Overall loan originations, including purchase financing
and refinancing, are predicted to reach $344 billion during the first-three months of this year.
Home lending is then expected to climb to $430 billion in the second quarter and ascend further to $437 billion during the following three months.
Those projections were made in the Mortgage Finance Forecast from the Mortgage Bankers Association.
The first-quarter forecast was lowered from $352 billion expected in the December 2016 outlook.
The trade group predicts that purchase financing will climb from $212 billion in the first quarter to $310 billion three months later.
Current-quarter expected refinances
were cut to $132 billion from $140 billion in last month’s outlook, while the second-quarter forecast was left at $120 billion.
MBA has full-year originations climbing from $1.563 trillion this year to $1.588 trillion in 2018 and $1.640 trillion the following year.
The 2017 projection was reduced from $1.571 trillion in last month’s forecast.

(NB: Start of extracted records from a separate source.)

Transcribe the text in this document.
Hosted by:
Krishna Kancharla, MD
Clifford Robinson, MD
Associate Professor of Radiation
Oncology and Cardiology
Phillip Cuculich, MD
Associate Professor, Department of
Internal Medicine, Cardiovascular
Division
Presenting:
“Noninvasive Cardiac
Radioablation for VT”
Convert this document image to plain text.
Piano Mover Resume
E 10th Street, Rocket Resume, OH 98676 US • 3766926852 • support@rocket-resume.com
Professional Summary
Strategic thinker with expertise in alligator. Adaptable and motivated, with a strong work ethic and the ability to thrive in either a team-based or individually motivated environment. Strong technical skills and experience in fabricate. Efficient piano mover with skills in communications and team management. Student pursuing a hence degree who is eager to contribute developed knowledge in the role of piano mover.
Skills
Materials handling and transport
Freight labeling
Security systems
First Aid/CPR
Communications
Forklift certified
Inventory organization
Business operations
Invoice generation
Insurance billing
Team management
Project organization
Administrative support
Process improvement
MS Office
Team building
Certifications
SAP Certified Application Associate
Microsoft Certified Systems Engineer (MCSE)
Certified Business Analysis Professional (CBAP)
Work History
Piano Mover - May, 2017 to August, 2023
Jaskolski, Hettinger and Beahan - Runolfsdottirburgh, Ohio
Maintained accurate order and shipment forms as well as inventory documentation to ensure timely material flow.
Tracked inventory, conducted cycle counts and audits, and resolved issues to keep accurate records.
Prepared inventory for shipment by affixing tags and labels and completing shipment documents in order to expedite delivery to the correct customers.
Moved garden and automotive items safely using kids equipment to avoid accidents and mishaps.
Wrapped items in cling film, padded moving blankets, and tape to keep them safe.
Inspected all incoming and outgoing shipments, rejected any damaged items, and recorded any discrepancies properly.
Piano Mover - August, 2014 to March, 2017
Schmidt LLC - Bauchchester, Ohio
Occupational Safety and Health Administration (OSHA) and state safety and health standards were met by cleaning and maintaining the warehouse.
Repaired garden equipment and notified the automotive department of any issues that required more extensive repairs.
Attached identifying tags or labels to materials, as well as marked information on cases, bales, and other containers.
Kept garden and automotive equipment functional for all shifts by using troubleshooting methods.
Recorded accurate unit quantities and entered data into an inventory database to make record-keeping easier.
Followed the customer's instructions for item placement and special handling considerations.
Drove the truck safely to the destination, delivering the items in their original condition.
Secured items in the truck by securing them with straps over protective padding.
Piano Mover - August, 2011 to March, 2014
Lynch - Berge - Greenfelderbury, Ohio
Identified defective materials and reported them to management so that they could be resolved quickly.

Full-year 2017 purchase financing is predicted to rise from $1.092 trillion in 2017 to $1.178 trillion next year and $1.245 trillion in 2019.
Refinance production is expected to fall from $0.471 trillion this year to $0.410 trillion
in 2018 and $0.395 trillion a year later. The 2017 refinance forecast was reduced from $0.479 trillion in December’s report and has been cut each month since November.
The reduction came even though MBA made no changes to its expectations for 30-year fixed rates.
Washington-based MBA has refinance share falling from 30 percent in the current year to 26 percent in 2018 and 24 percent the following year.